= Bavarian Blast =

Annual summer polka festival

Bavarian Blast is the summer festival held every year in New Ulm, Minnesota, United States. The festival features numerous bands, activities and attractions. Due to its growth in popularity over the years, the location was moved from the downtown area (mainly German Park) to the local fair grounds. The weekend event includes local bands, Tubamania, 10K Race, and a parade. The festival is held mid-July.

The COVID-19 pandemic in 2020 forced officials to cancel the Blast & defer to 2021.

== Origin ==
While Bavarian Blast is young, its true past goes back to polkas. New Ulm was once referred to as the "polka capital of the world" and so a summer festival called Polka Days evolved (1953). Within a few years the festival grew to thousands of loyal fans.
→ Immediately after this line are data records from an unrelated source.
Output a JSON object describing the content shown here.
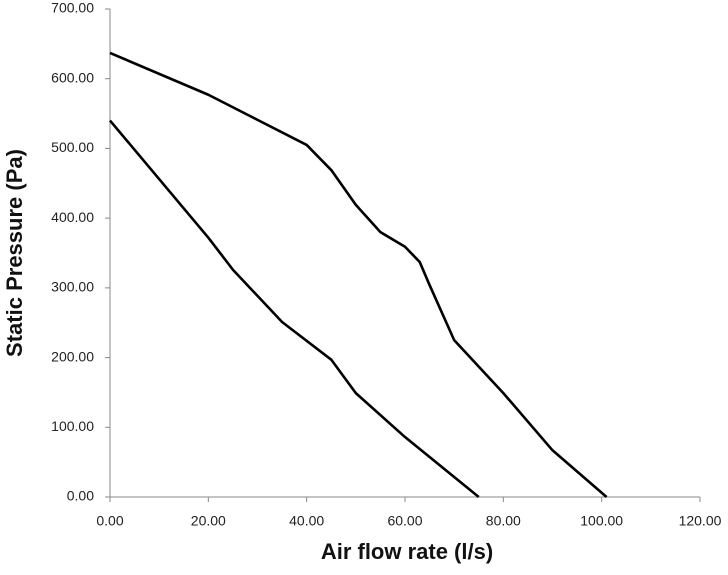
{
  "chart_data": {
    "type": "line",
    "xlabel": "Air flow rate (l/s)",
    "ylabel": "Static Pressure (Pa)",
    "series": [
      {
        "color": "#000000",
        "x": [
          0,
          20,
          40,
          45,
          50,
          55,
          60,
          63,
          65,
          70,
          80,
          90,
          101
        ],
        "values": [
          637,
          577,
          505,
          469,
          419,
          380,
          359,
          337,
          304,
          225,
          149,
          67,
          0
        ]
      },
      {
        "color": "#000000",
        "x": [
          0,
          20,
          25,
          35,
          45,
          50,
          60,
          75
        ],
        "values": [
          540,
          372,
          326,
          251,
          197,
          149,
          86,
          0
        ]
      }
    ],
    "xlim": [
      0,
      120
    ],
    "ylim": [
      0,
      700
    ],
    "xticks": [
      {
        "value": 0,
        "label": "0.00"
      },
      {
        "value": 20,
        "label": "20.00"
      },
      {
        "value": 40,
        "label": "40.00"
      },
      {
        "value": 60,
        "label": "60.00"
      },
      {
        "value": 80,
        "label": "80.00"
      },
      {
        "value": 100,
        "label": "100.00"
      },
      {
        "value": 120,
        "label": "120.00"
      }
    ],
    "yticks": [
      {
        "value": 0,
        "label": "0.00"
      },
      {
        "value": 100,
        "label": "100.00"
      },
      {
        "value": 200,
        "label": "200.00"
      },
      {
        "value": 300,
        "label": "300.00"
      },
      {
        "value": 400,
        "label": "400.00"
      },
      {
        "value": 500,
        "label": "500.00"
      },
      {
        "value": 600,
        "label": "600.00"
      },
      {
        "value": 700,
        "label": "700.00"
      }
    ],
    "grid": false
  }
}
In the 1980s the festival, whose focal point was an outdoor stage playing polkas til the early hours, reached 80,000. The festival grew too big and great for the city which caused New Ulm to end the festival in 1971.

Soon the tradition of a summer festival continued with Heritagefest. Held at the fairgrounds, this festival was a big event for locals. The festival included a yearly drama about Hermann (local monument) called Hermannstraum. The festival faced financial difficulties, forcing it to end.

== Attendance ==
The event is a big deal for the city, in 2008 it was reported by a document from the New Ulm Chamber of Commerce that the event had an attendance estimate equal to that of the two-weekend Oktoberfest festival the city holds (6,000 attendees).

== Narren ==
A group of New Ulm citizens started a group called the "Narren." The group is based on German tradition. The members dress up in fun costumes they assemble and then put on handcarved masks which they import from Germany. While unusual, this group brings great cheer to the event. They always lead the dancing at the festival when the local municipal men's choir (the Concord Singers) performs.

== Heinzelmännchen gnomes ==
A group of New Ulm Goosetown resident family that comes out to the festival to have a good time with the children and the young at heart. They love to dance and have a good time. Be sure to have your cameras, because they are always willing to stop and pose for a picture. The family includes Hans and his wife Carola, their energetic son Johanne, and their shy little daughter Angelika. Gertie the Goose is also often spotted with the family along with the three moral mushrooms, Max, Morrit, and Meta. It is said that to see a gnome would bring you good luck for the year to come.

== Run and walk ==
Every year there is a race held in connection with the Bavarian Blast. The race starts off downtown and utilizes New Ulm's 7 miles of bike paths. The run/walk has gained popularity, especial with New Ulm's "Heart of New Ulm" project. The 2009 race was won by a local who wore nothing but flaming orange shorts and his shoes.